Have I ever told you about the best sex I’ve ever had? I can’t recall.
It was in Mark’s parents’ basement, years ago. We were still in college, so I’m guessing we were twenty. We snuck downstairs after everyone else was asleep. He fucked me, missionary position, on an old mattress on the floor. I was literally screaming my head off it was so good. I have no idea why.
After a couple minutes of me screaming, Mark told me to be quiet. He didn’t want me to wake anyone up.
So I stopped screaming.
But it’s not good.
See, I was planning a trip. I didn’t get very far. I did not buy plane tickets, did not make hotel reservations. But I wanted to.
I ran it by Mark yesterday morning. I told him I wanted to visit family (true). I did not mention that I wanted to meet a Twitter friend in actual, three-dimensional reality (also true).
Somehow, Mark had a sixth sense. He knows me. He knows that I have a tenuous-at-best relationship with my family. He knows that I don’t schedule visits of my own accord, ever. So he checked around. Read my email? Read my Twitter feed? Read whatever he could find until he had some proof.
Listen, I love Mark. I want to be with him. Without him, all of these other questions that I have about myself and my sexuality are meaningless. Today is our anniversary, and I’d like to make it to celebrate another one. So I’m giving Mark a gift. I’ve shut my Twitter account. I’m going to take a break from being Jenna. I’m only going to be me.
I just can’t do both at once.
Category: Personal Essay
/ Tags: Mark
We had dinner with the real Jenna tonight. (Her husband and her kids, too.)
Her house was beautiful, the food delicious. Her kids stress her out a little, especially the little ones.
She does like Mark. I caught her looking at him. Well, he is hot.
Mark, on the other hand, hides his feelings really well. If I didn’t know, I’d never suspect anything. He’s good.
In any case, I like her. You would, too.
So my question is, is it working? I mean, befriending Mark’s crush. At first I thought it would somehow protect us, stop things from going too far. Then I thought it might be hot to be around her, knowing how Mark feels about her. Now I wonder if my presence changes everything, makes the situation somehow less sexy. I don’t know.
I had another nightmare this morning.
I dreamed that I visited Mark at work, alone. For some reason, we had a meeting with a coworker of his. In the dream she was not the real Jenna, but another woman, a gorgeous woman. She was way prettier than me.
In the dream, I turned my back for a moment, or stepped outside the office for some reason. I was only gone for a second. When I returned, he was kissing her. She smiled when he stopped. Then they saw me watching.
At this point, Mark disappeared from the dream. All of a sudden, I was alone with the beautiful woman. She apologized profusely. I could tell that she felt really bad.
I felt bad too. I couldn’t tell much about their relationship. Were they having an affair? She didn’t tell me. I think that I told her that she was beautiful. I asked her if I could kiss her too. She declined.
Seeing Mark kiss another woman, a woman more beautiful than me, filled me with jealousy. I woke up with the most profound feeling of sadness, so deep that it made the dream feel real. Again, I clung to Mark needing to be held. But I felt something else, too. It wasn’t just extreme jealousy, but also happiness.
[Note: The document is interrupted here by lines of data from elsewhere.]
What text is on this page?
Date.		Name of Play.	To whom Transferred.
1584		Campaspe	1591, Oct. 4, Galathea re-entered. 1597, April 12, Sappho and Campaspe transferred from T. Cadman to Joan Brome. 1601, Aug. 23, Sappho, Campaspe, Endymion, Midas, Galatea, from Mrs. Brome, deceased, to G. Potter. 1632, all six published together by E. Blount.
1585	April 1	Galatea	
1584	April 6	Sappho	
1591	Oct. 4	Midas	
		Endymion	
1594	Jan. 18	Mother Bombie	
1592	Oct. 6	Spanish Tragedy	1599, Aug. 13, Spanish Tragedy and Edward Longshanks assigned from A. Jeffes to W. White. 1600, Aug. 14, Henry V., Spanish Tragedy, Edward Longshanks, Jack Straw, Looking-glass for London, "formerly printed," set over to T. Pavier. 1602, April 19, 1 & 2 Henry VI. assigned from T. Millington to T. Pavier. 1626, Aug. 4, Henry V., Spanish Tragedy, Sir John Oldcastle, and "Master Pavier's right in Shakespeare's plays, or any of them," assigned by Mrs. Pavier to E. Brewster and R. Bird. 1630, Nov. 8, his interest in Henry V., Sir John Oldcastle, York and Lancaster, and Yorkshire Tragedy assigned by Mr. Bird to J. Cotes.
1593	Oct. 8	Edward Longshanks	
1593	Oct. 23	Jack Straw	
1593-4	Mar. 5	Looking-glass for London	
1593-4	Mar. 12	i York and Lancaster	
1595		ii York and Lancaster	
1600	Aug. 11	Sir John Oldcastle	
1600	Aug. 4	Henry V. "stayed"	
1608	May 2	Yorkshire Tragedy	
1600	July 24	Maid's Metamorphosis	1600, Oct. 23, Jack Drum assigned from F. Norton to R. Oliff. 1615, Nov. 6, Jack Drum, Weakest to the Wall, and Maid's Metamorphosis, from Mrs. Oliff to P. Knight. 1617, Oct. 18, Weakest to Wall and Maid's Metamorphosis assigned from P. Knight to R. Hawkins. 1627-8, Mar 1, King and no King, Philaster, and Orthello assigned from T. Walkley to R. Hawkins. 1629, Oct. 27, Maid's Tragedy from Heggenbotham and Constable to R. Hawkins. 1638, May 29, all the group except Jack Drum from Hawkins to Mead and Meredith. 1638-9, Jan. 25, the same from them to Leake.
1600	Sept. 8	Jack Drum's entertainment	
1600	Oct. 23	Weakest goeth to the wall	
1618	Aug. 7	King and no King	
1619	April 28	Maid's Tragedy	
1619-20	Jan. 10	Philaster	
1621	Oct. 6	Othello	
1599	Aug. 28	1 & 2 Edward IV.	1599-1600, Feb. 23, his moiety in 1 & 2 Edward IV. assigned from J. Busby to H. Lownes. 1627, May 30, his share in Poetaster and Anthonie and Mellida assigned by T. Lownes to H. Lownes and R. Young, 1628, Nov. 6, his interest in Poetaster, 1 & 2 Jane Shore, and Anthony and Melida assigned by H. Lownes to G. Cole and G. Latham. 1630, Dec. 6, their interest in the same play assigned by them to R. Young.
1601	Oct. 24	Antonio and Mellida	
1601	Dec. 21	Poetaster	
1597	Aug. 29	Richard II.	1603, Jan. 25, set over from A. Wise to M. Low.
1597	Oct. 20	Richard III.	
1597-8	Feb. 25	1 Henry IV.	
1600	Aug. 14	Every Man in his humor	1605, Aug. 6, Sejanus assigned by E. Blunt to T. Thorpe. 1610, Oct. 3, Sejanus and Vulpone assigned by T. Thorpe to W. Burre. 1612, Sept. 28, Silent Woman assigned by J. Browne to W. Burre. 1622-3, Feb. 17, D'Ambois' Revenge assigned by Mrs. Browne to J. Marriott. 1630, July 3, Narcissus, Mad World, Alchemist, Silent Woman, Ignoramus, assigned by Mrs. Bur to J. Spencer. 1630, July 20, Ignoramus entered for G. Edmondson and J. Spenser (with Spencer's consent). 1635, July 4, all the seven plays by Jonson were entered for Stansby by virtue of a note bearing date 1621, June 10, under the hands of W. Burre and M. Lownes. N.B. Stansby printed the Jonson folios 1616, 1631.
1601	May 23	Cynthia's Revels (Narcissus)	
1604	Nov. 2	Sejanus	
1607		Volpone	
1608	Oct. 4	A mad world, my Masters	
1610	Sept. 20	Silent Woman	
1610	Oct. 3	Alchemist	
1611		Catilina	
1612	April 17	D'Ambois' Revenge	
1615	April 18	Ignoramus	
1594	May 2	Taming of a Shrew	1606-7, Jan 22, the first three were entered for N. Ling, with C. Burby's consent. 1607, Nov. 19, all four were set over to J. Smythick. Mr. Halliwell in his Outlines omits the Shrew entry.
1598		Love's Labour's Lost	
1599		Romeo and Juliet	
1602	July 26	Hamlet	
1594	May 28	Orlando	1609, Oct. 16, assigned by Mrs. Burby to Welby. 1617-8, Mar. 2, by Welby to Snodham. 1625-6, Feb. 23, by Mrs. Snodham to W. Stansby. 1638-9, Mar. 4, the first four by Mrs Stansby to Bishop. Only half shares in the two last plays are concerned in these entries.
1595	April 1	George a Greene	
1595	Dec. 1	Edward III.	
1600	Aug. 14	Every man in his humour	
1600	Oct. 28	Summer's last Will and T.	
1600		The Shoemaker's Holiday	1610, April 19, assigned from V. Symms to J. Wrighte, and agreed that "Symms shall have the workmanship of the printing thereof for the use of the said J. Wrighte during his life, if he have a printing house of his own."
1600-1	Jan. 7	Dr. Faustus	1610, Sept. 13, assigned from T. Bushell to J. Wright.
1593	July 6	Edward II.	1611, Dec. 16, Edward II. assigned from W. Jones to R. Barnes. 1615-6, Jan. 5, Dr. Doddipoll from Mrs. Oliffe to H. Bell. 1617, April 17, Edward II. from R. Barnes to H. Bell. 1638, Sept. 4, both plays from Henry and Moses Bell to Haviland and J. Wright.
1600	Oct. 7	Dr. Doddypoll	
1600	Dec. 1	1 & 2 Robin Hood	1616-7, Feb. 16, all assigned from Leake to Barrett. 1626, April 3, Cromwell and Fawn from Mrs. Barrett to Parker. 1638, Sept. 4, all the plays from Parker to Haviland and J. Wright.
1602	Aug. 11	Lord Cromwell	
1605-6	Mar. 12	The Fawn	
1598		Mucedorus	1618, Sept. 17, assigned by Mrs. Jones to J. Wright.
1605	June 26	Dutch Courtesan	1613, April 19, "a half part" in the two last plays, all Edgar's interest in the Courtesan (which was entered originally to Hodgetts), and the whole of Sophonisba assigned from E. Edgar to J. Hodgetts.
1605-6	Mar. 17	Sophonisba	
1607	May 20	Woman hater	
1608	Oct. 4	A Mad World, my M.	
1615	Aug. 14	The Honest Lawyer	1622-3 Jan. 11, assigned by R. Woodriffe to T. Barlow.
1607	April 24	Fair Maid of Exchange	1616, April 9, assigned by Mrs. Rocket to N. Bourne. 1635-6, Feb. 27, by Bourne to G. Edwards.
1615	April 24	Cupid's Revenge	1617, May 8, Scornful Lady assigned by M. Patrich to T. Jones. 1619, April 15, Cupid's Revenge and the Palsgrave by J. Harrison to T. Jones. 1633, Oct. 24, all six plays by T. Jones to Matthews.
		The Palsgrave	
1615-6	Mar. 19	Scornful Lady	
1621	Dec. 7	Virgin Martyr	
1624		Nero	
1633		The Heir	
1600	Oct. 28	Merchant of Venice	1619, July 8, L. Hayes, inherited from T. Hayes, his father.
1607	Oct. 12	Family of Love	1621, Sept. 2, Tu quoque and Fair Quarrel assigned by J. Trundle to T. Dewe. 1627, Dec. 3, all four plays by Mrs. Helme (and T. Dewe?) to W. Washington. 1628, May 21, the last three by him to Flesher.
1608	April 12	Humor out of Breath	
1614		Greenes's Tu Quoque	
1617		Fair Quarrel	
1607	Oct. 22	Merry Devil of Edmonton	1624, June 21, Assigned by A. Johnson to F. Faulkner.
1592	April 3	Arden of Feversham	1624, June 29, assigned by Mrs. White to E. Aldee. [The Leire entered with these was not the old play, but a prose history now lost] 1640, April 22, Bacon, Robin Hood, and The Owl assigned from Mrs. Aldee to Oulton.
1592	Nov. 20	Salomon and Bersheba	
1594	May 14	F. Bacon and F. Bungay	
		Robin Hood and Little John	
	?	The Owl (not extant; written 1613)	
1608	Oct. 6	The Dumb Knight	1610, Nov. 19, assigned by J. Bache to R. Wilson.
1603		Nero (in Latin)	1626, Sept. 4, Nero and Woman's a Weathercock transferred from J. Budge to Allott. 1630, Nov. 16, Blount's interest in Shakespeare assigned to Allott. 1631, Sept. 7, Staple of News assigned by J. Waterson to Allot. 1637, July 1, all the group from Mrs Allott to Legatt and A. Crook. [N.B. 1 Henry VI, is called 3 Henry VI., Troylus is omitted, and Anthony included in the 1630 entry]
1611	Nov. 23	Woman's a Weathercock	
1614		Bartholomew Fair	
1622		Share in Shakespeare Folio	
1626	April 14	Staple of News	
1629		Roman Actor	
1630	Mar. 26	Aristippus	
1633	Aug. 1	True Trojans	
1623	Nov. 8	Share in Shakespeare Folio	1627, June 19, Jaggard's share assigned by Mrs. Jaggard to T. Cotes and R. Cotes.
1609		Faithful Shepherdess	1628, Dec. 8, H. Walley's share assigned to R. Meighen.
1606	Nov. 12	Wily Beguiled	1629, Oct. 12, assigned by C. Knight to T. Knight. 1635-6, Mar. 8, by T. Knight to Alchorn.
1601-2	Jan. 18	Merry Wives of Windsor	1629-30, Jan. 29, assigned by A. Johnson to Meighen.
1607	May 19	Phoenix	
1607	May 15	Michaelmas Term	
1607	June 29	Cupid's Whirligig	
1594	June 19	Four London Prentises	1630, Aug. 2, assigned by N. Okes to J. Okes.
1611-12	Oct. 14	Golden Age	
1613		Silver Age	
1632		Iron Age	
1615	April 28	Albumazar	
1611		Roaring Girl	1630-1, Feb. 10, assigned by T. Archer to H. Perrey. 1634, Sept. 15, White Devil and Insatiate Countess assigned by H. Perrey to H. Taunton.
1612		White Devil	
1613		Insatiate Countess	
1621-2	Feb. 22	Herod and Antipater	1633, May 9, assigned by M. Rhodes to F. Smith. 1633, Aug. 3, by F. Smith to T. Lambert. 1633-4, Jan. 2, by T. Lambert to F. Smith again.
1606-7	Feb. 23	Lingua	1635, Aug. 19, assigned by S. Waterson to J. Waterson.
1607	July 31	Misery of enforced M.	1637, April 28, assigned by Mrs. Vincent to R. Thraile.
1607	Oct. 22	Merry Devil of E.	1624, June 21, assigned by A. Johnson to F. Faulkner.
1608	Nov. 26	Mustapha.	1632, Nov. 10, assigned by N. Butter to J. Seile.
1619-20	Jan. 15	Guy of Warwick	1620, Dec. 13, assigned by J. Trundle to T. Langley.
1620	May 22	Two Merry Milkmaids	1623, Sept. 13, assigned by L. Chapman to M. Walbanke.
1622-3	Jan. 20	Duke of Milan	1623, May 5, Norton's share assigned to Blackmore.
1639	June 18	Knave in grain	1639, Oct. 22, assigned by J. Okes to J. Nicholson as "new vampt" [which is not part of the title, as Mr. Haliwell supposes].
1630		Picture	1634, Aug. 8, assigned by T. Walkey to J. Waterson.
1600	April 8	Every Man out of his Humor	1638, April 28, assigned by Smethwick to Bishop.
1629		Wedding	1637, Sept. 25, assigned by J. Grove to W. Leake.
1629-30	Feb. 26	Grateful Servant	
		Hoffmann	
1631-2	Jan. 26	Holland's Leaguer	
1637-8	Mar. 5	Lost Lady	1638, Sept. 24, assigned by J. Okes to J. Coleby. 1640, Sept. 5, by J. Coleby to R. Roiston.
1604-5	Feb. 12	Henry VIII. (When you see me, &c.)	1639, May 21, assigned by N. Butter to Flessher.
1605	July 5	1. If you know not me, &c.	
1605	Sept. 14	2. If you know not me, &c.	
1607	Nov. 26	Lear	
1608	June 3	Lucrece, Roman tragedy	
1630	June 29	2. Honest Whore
I have no idea why.
I had an awful nightmare a few nights ago.
Let me back up for a minute. I just finished reading Jung to Live By, by Eugene Pascal. It’s a guide to the theories of Carl Jung. Jungian psychology is enlightening, and if you are not familiar with it, I recommend the book. If you have studied Jung, then you know that he believed that dreams are valuable windows into our psyches.
Jung actually advised against dream interpretation, so perhaps I’m way off base here. It’s also more than likely that my dream arose not out of my psychic unconscious, but rather from watching too many episodes of Breaking Bad. It’s possible.
So, in the dream Mark was trying to bomb the nursery wing of a hospital. And I was helping him. No, I had to help him. He couldn’t do it without me. There were certain things that were my responsibility. I remember hiding evidence in a backpack. I did not want any part of it. Somehow I felt responsible for making him want to bomb the nursery, and I also hated him for doing it. I knew that we would be caught, and that whatever his reason for doing it, the outcome wouldn’t be worth it.
I know that Mark would never bomb anything, let alone a hospital nursery. But that dream shook me deeply. I awoke shaking, scared, and needing to be held. For days since, the dream has returned to me dark and strangely meaningful.
Jung taught that we all have a dark, shadow side. Some of us accept that part of ourselves. Some of us hide it. Some of us never know it at all.